Personally, I used to have to travel to areas out of cell range so any program that couldn't work on my device alone wasn't one I'd likely keep around or use much. As nice as some of the push services are, people have little patience these days for things that don't work as intended 100% of the time, and it no doubt is driving some of them to leave RIM.

There is a major difference between RIM's "always on" services and the fake push offered by other companies. For RIM to switch to a phone that polls like the others it would mean abandoning everything that gives them their edge in the marketplace. Always on,security and data compression are areas that can't be matched by other manufacturers.

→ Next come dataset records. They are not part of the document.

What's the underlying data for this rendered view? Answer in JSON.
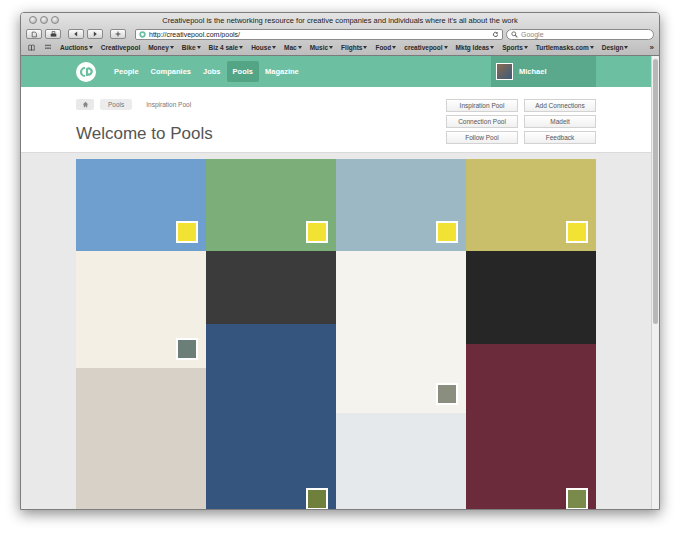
{
  "window": {
    "title": "Creativepool is the networking resource for creative companies and individuals where it’s all about the work"
  },
  "toolbar": {
    "url": "http://creativepool.com/pools/",
    "search": {
      "placeholder": "Google"
    }
  },
  "bookmarks": {
    "items": [
      {
        "label": "Auctions",
        "menu": true
      },
      {
        "label": "Creativepool",
        "menu": false
      },
      {
        "label": "Money",
        "menu": true
      },
      {
        "label": "Bike",
        "menu": true
      },
      {
        "label": "Biz 4 sale",
        "menu": true
      },
      {
        "label": "House",
        "menu": true
      },
      {
        "label": "Mac",
        "menu": true
      },
      {
        "label": "Music",
        "menu": true
      },
      {
        "label": "Flights",
        "menu": true
      },
      {
        "label": "Food",
        "menu": true
      },
      {
        "label": "creativepool",
        "menu": true
      },
      {
        "label": "Mktg Ideas",
        "menu": true
      },
      {
        "label": "Sports",
        "menu": true
      },
      {
        "label": "Turtlemasks.com",
        "menu": true
      },
      {
        "label": "Design",
        "menu": true
      }
    ],
    "more": "»"
  },
  "nav": {
    "items": [
      {
        "label": "People",
        "selected": false
      },
      {
        "label": "Companies",
        "selected": false
      },
      {
        "label": "Jobs",
        "selected": false
      },
      {
        "label": "Pools",
        "selected": true
      },
      {
        "label": "Magazine",
        "selected": false
      }
    ],
    "user": {
      "name": "Michael"
    }
  },
  "breadcrumb": [
    "Pools",
    "Inspiration Pool"
  ],
  "heading": "Welcome to Pools",
  "actions": [
    "Inspiration Pool",
    "Add Connections",
    "Connection Pool",
    "Madeit",
    "Follow Pool",
    "Feedback"
  ],
  "pool": {
    "banner": [
      {
        "color": "#6f9fcf",
        "badge": "#f2e233"
      },
      {
        "color": "#7cae7a",
        "badge": "#f2e233"
      },
      {
        "color": "#9bb8c4",
        "badge": "#f2e233"
      },
      {
        "color": "#c9bf6a",
        "badge": "#f2e233"
      }
    ],
    "columns": [
      [
        {
          "color": "#f3efe4",
          "badge": "#6b7f78"
        },
        {
          "color": "#d8d1c7",
          "badge": null
        }
      ],
      [
        {
          "color": "#3b3b3b",
          "badge": null
        },
        {
          "color": "#35557f",
          "badge": "#6f7f3c"
        }
      ],
      [
        {
          "color": "#f5f3ee",
          "badge": "#8a8e7e"
        },
        {
          "color": "#e6e9ec",
          "badge": null
        }
      ],
      [
        {
          "color": "#262626",
          "badge": null
        },
        {
          "color": "#6b2b3b",
          "badge": "#7a8a4a"
        }
      ]
    ]
  }
}
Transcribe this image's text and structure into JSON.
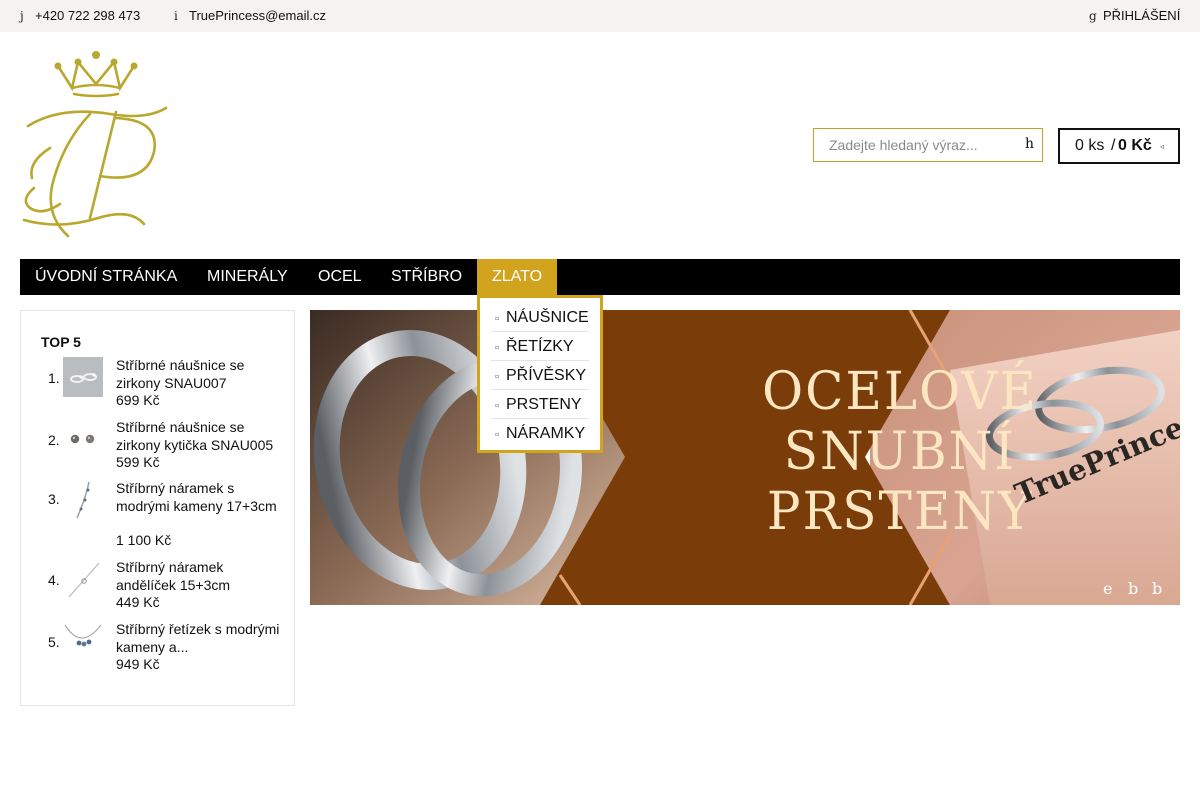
{
  "topbar": {
    "phone_icon": "j",
    "phone_icon_name": "phone-icon",
    "phone": "+420 722 298 473",
    "email_icon": "i",
    "email_icon_name": "mail-icon",
    "email": "TruePrincess@email.cz",
    "login_icon": "g",
    "login_icon_name": "user-icon",
    "login": "PŘIHLÁŠENÍ"
  },
  "search": {
    "placeholder": "Zadejte hledaný výraz...",
    "button_glyph": "h",
    "button_icon_name": "search-icon"
  },
  "cart": {
    "count": "0 ks",
    "separator": "/",
    "price": "0 Kč",
    "icon_glyph": "◃",
    "icon_name": "cart-icon"
  },
  "nav": {
    "items": [
      {
        "label": "ÚVODNÍ STRÁNKA"
      },
      {
        "label": "MINERÁLY"
      },
      {
        "label": "OCEL"
      },
      {
        "label": "STŘÍBRO"
      },
      {
        "label": "ZLATO",
        "active": true
      }
    ]
  },
  "dropdown": {
    "bullet": "▫",
    "items": [
      "NÁUŠNICE",
      "ŘETÍZKY",
      "PŘÍVĚSKY",
      "PRSTENY",
      "NÁRAMKY"
    ]
  },
  "top5": {
    "title": "TOP 5",
    "items": [
      {
        "rank": "1.",
        "name": "Stříbrné náušnice se zirkony SNAU007",
        "price": "699 Kč"
      },
      {
        "rank": "2.",
        "name": "Stříbrné náušnice se zirkony kytička SNAU005",
        "price": "599 Kč"
      },
      {
        "rank": "3.",
        "name": "Stříbrný náramek s modrými kameny 17+3cm",
        "price": "1 100 Kč"
      },
      {
        "rank": "4.",
        "name": "Stříbrný náramek andělíček 15+3cm",
        "price": "449 Kč"
      },
      {
        "rank": "5.",
        "name": "Stříbrný řetízek s modrými kameny a...",
        "price": "949 Kč"
      }
    ]
  },
  "banner": {
    "line1": "OCELOVÉ",
    "line2": "SNUBNÍ",
    "line3": "PRSTENY",
    "brand": "TruePrincess",
    "nav_glyphs": [
      "e",
      "b",
      "b"
    ]
  },
  "colors": {
    "gold": "#d2a31c",
    "logo_gold": "#b8a82e",
    "banner_brown": "#7a3d0a",
    "banner_text": "#fde7c2",
    "nav_bg": "#000000",
    "topbar_bg": "#f6f2f0"
  }
}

Every service and carrier saw major outages last year, yet only the outages by RIM have created this frothing madness that they are somehow behind the times.

Security for whom? I think people are missing the forest for the trees.

People should be concerned that RIM is one stop shopping for hackers or anybody who wants to see your 10 email account userids, passwords, email, and PIN messages. The EULA clearly states they will give out this information even based on requests from police, which is clearly a violation of constitutional law in many countries- that preempts due process of law. Apparently, with RIM you have not even the presumption of privacy.

Time for a wakeup call, folks.

Push email is a superior convenience, but it is not a superior solution. They could very easily have set up a polling implementation and native POP/IMAP/SMTP clients like other phones have, even if they recommended you use their service. Increasingly, smartphone sales will depend on informed consumers, and more importantly, freedom of choice.

While push probably is the best scenario for BES, it's clear for many reasons it has questionable value and significant downside for BIS users.